Aufgrund einer Krebserkrankung mussten wir Jack gleich nach  seinem Ankommen bei uns operieren lassen. Diese Operation hat er letztendlich gut überstanden. Trotz seiner insgesamt schlechten körperlichen Verfassung hat er einen enormen Lebenswillen gezeigt und hat uns mit viel Freude und Liebe beschenkt. Nachdem er bereits letzten  Sommer enorm abgebaut hatte, beschloss er dann doch noch bei uns bleiben zu wollen und hat sich nochmal aufgerafft. Leider mussten wir ihn am 29.12.2007 aufgrund einer erneuten Krebserkrankung (Hautkrebs) einschläfern lassen. Er fehlt uns sehr, da wir in der doch kurzen Zeit eine sehr intensive Beziehung zu ihm aufgebaut haben. Unser Trost ist, dass wir Jack noch eine gute Zeit bescheren konnten – mit allem was ihm  in seinem vorherigem Leben gefehlt hat. Jack ist ein wunderbarer Hund gewesen.

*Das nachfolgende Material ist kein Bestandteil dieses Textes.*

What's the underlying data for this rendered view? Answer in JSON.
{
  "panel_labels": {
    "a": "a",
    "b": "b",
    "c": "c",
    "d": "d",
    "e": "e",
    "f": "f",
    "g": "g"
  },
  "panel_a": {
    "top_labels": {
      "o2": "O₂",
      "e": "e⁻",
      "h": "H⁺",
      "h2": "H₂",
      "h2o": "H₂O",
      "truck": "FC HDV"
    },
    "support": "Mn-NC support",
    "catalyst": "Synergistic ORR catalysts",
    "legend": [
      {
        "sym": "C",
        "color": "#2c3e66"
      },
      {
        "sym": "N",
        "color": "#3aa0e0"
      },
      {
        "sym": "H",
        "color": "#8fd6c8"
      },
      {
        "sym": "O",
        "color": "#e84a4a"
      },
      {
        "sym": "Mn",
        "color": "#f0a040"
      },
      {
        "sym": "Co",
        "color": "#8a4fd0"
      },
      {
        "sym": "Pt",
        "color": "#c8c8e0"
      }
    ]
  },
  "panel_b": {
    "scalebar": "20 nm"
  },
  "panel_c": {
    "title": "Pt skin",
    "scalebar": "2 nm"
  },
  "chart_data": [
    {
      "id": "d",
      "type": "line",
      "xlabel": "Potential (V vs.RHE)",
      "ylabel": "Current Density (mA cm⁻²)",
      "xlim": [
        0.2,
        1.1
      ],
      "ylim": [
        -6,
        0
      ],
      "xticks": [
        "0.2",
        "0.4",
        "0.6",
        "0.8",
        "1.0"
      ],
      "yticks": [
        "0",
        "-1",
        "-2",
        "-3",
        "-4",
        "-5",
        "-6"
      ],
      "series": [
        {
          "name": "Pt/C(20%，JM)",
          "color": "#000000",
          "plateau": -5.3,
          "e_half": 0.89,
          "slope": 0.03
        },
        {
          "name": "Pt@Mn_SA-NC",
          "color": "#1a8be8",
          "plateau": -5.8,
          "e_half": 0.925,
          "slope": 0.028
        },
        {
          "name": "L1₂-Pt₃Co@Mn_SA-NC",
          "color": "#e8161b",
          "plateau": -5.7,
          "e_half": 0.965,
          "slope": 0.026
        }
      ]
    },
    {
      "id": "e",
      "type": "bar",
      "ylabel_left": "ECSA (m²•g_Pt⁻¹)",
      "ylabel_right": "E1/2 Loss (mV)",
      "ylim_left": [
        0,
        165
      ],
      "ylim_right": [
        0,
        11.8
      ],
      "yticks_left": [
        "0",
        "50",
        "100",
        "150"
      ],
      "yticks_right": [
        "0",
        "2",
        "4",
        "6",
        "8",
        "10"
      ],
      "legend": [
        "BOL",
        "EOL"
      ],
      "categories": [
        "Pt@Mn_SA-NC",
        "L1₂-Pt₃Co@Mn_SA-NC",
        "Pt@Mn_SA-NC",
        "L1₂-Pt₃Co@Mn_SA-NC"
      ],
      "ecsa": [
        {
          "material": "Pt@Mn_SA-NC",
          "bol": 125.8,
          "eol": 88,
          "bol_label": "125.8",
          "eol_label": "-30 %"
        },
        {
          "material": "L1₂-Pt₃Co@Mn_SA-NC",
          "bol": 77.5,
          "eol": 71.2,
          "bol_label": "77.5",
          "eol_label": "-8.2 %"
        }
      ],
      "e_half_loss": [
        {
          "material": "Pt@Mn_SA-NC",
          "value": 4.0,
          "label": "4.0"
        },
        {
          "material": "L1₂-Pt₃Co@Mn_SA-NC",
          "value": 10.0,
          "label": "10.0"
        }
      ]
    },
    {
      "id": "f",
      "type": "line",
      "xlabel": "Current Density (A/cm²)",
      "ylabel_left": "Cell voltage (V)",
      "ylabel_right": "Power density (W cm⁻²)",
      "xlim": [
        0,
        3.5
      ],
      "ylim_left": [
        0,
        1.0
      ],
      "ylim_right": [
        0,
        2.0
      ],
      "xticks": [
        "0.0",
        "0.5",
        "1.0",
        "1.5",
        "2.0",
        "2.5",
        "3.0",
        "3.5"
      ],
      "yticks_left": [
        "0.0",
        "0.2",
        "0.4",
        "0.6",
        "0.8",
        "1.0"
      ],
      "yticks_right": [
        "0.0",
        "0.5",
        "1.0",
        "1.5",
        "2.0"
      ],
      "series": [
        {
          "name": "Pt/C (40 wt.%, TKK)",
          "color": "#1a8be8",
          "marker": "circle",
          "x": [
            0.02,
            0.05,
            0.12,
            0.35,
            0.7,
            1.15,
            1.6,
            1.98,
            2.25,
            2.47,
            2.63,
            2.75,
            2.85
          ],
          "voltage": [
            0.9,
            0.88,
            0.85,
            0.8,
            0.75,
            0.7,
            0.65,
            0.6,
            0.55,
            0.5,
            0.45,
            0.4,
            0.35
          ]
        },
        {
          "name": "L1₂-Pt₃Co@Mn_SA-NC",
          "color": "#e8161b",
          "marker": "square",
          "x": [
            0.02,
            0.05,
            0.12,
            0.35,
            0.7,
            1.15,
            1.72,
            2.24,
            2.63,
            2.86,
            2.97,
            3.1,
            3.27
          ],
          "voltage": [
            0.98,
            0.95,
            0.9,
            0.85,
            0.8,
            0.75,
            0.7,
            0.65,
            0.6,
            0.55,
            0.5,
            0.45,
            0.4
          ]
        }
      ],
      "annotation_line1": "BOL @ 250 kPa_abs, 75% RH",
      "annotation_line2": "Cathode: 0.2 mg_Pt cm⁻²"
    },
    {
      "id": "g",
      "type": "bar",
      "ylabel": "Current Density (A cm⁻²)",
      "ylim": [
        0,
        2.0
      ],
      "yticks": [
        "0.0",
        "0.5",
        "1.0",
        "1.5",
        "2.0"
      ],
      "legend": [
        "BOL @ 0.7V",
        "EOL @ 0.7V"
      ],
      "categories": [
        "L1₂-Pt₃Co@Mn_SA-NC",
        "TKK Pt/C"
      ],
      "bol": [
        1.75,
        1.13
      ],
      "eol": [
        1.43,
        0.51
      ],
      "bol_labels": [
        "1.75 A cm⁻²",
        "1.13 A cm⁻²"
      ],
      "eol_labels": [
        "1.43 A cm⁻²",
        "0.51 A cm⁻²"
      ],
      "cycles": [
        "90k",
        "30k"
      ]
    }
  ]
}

Wir haben immer wieder gestaunt, wie sich ein so traumatisiertes Tier noch positiv entwickeln kann – eine wunderbare Erfahrung. Trotz aller Einschränkungen, die wir aufgrund seines Verhaltens anderen Menschen gegenüber (in unserem Nahbereich) hinnehmen mussten, haben wir seine Aufnahme in unserer Familie nicht bereut.